A small amount of the training dataset may affect the performance and robustness of the developed algorithm. In the present study, the authors developed and validated an algorithm with data from 80% of all patients used as the training set and data from the remaining 20% used as the test set. The 326 refined datasets used in this study represent a large number relative to those of previous studies. Nevertheless, more data are needed to improve the accuracy of the algorithm.
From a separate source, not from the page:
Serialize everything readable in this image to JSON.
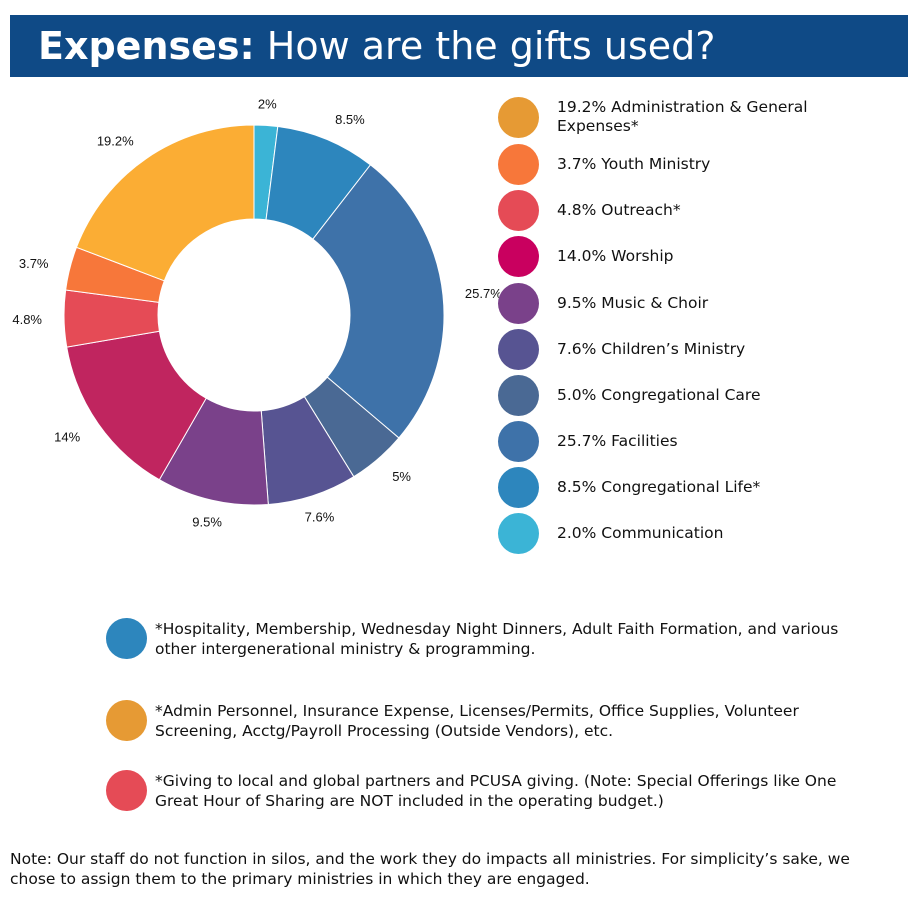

The proposed machine-learning algorithm may facilitate holistic analysis of clinical findings and laboratory values. A web-based application was deployed to support the accurate diagnosis of septic arthritis, and the probability and feature importance can be immediately confirmed.

Conclusion

The machine learning-based diagnostic algorithm for septic arthritis of the native knee demonstrated higher diagnostic accuracy than any other single variable. The diagnostic accuracy of the septic arthritis of the knee might be improved using machine-learning prediction models.